Bütün dünyayı endişelendiren malum savaşı sona erdirmek için "arabuluculuk" yapmak, ABD çapındaki bir ülkenin harcıdır.
Nereden bakarsanız bakın, Türkiye'nin bu işi kotarması Başkan Erdoğan'ın müstesna başarısıdır.
Başkan Erdoğan'dan hiç hazzetmeseniz bile bu hakikati kabul etmek zorundasınız.
Dürüstlük bunu gerektirir.
İstanbul'un barışa ev sahipliği yapması, Türkiye'yi diplomasinin merkezine oturtması, Cumhurbaşkanı'mızın, "Ne Ukrayna'dan vazgeçeriz ne Rusya'dan" diyerek ortaya koyduğu tavrın sonucudur.
Hülasa...
Başkan Erdoğan "tarih yazarken", muhalif güruh Erdoğan ve Türkiye'ye kara çalmayı marifet sanıyor.
En aklı başındakiler bile "Kürtçe şarkı söyledi diye bir müzik grubu gözaltına alındı" şeklinde algı oluşturmaya çalışıyorlar.
İçlerinden biri de çıkıp, "Yahu bu ülkede TRT Şeş adında devletin bir kanalı var. Her gün Kürtçe müzik yayımlıyor ya!" demiyor.
Bunlara göre Türkiye'de her şey yasak ama Batı'da her şey özgür.
Banu Avar'a, Ukrayna meselesine dair "küresel efendilere" aykırı üç beş kelam etti diye Facebook sansür uyguladı, umurlarında değil.
Ne diyelim, dürüstlük önemlidir ana sütü gibi.
***
Dürüstlük dedim de aklıma geldi: HDP İstanbul Milletvekili Prof. Erol Katırcıoğlu tanıdığım kadarıyla bilgili, birikimli, nazik, saygılı, en önemlisi de dürüst bir kişiliktir.***
Peki şu 6'lı o masa sakinleri, masayı kimin kurduğunu dürüstçe itiraf edebilir mi bakalım?

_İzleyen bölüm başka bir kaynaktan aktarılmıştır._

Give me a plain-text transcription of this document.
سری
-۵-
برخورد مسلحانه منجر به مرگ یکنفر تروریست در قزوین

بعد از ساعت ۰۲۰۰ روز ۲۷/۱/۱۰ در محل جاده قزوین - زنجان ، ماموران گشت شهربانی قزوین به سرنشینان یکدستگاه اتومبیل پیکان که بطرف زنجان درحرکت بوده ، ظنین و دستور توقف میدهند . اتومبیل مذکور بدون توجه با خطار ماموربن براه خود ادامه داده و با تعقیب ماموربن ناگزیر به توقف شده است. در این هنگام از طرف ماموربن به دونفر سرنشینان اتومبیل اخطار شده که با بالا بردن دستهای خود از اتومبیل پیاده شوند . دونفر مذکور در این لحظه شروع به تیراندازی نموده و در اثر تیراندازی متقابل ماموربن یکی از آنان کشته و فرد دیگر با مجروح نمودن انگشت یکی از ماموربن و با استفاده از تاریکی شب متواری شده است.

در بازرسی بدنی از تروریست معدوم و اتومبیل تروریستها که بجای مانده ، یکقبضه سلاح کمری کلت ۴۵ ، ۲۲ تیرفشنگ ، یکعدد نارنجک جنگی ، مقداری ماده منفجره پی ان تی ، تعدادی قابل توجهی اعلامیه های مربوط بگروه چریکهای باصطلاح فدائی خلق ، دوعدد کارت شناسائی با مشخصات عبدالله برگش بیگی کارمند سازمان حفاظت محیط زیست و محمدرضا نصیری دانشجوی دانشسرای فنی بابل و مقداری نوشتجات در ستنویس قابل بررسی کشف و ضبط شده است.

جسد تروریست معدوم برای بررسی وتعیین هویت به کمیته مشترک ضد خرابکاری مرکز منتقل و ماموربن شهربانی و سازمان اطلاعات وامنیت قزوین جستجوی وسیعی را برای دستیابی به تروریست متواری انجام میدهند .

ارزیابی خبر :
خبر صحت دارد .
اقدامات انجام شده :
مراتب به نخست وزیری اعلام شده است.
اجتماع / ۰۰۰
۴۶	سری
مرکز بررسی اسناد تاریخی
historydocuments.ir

"Atlantikçi emperyalistlere" neden mesafe koyamayacaklarını söyleyebilirler mi?
Hepsinden geçtim, HDP'yle kurdukları ittifakı gizlemekten vazgeçebilirler mi?
Mesela, "HDP olmasa iktidara gelmenin hayalini bile kuramayız..." diyebilirler mi?
Erol Bey'in dile getirdiği gerçeklikten hareketle soralım: HDP üzerinden gerçekte PKK'yla ittifak kurduklarını itiraf edebilirler mi?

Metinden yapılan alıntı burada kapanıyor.